SAVAGE now turned to Lila Farrar, who was waiting for his attentions as willingly as a flower waits to be kissed by the sun, and put a question. "Dido Alstrong is employed by your father?" he queried.
He spoke, I will admit, impersonally. But Lila's tone, her manner, implied that it was quite personal and just between the two of them-and she wasn't unwilling.
She said this was true.
"How long have you known Dido Alstrong?" Savage asked.
"Six months," Lila said. "He has been with father's company nearly a year, but I only met him six months ago. You see, I've really seen very little of my father during my lifetime. My mother and he were separated, but my mother died three years ago, and following that, my father insisted that I be educated in California, and I saw him only at intervals. He traveled a great deal. But don't misunderstand me-my father has always treated me kindly."
"Except," Savage suggested, "that you saw little of him."
"I hardly knew my own father," she confessed.
"But you're with him now?"
She nodded. "For the last six months, yes. He has an apartment on Park Avenue." She gave him an address in a section where it was generally known that nothing much in the way of an apartment could be had for less than ten thousand dollars a year."Your father's company," Savage continued, "is in the plastic packaging field? Is that right?"
"Yes. They make plastic food containers, and pliofilm covers for manufactured articles."
"And Dido Alstrong is in charge of the laboratory which does research?"
"Yes."
"Have you," Savage inquired, "much faith in Dido Alstrong's character?"
I interrupted, "I can give a picture of Dido's character!"
"Please," said Savage. "Let Miss Farrar answer."
Lila was hesitating. "I-well-I guess Dido is all right. He's amusing, aggressive, and full of ideas. A marvelous dancer. Holds his liquor well. And not tight with his money. One of those fellows who isn't overawed because he is taking out the boss' daughter."
"You like him, then?"
"We-er-I was considering becoming engaged to him," she confessed.
This sickened me. I dearly hoped, that before this was ended, Dido Alstrong would be painted before her in dark villainous colors.
"How," Savage inquired, "did your father regard Dido Alstrong?"
"Why, he made Dido head of the lab."
"I mean with reference to Dido's interest, his personal interest, in you?"
Again Lila hesitated. "That," she confessed, "was another story. He wasn't very hot about the idea."
"He objected?"
"Daddy is a pretty smooth article. He didn't object in so many words, but rather by inference."
"And he inferred?"
"Well-that Dido Alstrong was a confirmed small timer."
This elated me.
"Your father," I exclaimed, "has excellent judgment!"

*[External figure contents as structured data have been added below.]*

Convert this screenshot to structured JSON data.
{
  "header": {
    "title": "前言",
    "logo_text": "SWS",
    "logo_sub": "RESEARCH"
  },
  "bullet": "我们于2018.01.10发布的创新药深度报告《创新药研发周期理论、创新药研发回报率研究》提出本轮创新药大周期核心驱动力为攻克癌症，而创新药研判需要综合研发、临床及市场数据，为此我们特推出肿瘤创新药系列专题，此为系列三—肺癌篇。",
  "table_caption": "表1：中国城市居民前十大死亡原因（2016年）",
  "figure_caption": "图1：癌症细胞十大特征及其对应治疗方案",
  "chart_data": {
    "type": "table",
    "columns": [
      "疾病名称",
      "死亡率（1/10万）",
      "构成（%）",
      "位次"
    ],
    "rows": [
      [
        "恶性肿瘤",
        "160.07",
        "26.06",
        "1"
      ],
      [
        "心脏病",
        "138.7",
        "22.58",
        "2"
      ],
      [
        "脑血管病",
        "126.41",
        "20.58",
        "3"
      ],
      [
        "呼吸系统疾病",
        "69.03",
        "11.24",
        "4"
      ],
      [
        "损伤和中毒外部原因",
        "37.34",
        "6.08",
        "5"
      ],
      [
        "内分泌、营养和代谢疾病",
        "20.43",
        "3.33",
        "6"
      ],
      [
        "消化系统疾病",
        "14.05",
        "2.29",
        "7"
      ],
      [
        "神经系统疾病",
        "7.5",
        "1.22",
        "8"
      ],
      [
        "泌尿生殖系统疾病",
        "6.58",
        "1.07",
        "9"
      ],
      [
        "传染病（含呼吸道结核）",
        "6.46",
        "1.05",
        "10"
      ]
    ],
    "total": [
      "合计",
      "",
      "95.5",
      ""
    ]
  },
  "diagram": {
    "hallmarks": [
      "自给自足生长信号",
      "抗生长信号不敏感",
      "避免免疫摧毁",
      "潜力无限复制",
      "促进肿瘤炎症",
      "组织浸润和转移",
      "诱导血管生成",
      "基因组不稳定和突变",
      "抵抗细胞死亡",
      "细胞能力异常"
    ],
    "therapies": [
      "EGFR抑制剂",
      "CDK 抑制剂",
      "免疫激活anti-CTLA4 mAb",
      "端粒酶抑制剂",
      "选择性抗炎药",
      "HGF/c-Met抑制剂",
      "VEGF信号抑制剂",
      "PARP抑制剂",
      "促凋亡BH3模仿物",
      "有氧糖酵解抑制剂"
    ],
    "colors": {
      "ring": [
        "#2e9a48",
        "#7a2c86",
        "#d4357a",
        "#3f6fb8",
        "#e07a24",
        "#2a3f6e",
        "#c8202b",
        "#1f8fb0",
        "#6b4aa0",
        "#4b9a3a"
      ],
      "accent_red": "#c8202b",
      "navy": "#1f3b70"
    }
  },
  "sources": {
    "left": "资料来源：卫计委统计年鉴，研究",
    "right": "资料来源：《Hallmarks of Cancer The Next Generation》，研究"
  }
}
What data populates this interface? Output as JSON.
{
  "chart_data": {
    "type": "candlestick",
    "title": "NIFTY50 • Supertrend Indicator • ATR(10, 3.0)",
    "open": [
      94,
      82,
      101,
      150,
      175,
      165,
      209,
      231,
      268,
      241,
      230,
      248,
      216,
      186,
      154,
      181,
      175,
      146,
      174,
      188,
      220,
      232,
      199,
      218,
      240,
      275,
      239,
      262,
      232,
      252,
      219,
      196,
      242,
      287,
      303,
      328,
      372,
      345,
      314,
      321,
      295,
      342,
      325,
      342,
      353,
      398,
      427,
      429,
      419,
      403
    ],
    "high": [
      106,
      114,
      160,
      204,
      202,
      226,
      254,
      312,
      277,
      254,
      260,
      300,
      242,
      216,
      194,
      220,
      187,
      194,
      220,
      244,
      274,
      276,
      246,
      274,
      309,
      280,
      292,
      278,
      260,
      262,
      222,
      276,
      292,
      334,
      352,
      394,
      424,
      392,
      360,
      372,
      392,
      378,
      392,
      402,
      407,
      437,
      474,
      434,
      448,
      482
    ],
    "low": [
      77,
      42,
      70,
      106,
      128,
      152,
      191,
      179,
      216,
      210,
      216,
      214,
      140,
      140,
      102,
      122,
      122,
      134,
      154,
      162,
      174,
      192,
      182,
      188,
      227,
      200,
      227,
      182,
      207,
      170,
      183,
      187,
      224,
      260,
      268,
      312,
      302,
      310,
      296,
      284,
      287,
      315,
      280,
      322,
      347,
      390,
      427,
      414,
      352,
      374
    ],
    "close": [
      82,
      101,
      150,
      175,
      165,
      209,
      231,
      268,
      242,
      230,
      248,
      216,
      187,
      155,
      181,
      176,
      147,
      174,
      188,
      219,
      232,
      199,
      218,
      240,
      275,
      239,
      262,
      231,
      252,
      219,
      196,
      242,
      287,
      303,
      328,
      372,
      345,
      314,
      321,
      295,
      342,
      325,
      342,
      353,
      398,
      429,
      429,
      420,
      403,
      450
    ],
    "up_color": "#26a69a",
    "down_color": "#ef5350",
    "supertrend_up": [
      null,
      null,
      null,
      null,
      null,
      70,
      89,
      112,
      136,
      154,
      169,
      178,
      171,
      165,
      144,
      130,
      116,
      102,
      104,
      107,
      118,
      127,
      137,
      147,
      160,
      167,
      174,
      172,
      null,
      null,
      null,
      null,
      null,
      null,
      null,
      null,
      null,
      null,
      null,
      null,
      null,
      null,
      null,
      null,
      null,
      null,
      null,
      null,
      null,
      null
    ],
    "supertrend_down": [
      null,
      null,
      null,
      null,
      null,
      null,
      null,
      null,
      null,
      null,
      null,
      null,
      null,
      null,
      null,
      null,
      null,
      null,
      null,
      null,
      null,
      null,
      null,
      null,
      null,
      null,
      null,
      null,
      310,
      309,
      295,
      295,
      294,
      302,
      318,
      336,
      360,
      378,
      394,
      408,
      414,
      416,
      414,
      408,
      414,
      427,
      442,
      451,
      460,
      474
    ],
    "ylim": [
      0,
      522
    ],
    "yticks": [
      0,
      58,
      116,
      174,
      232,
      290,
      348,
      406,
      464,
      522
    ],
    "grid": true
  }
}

THINGS, it seemed to me, were improving. Dido Alstrong was of bad flavor with Lila's father, and I was sure she would have the excellent judgment to presently see that her father was right. And this highly touted Doc Savage, who had been flaunted to me as mental wizard, physical giant and scientific marvel, was not doing anything extraordinary. Savage was making no progress. He had lighted no skyrockets.
He had not exploded like a star-sh.e.l.l, as the oaf Mayfair had inferred he would.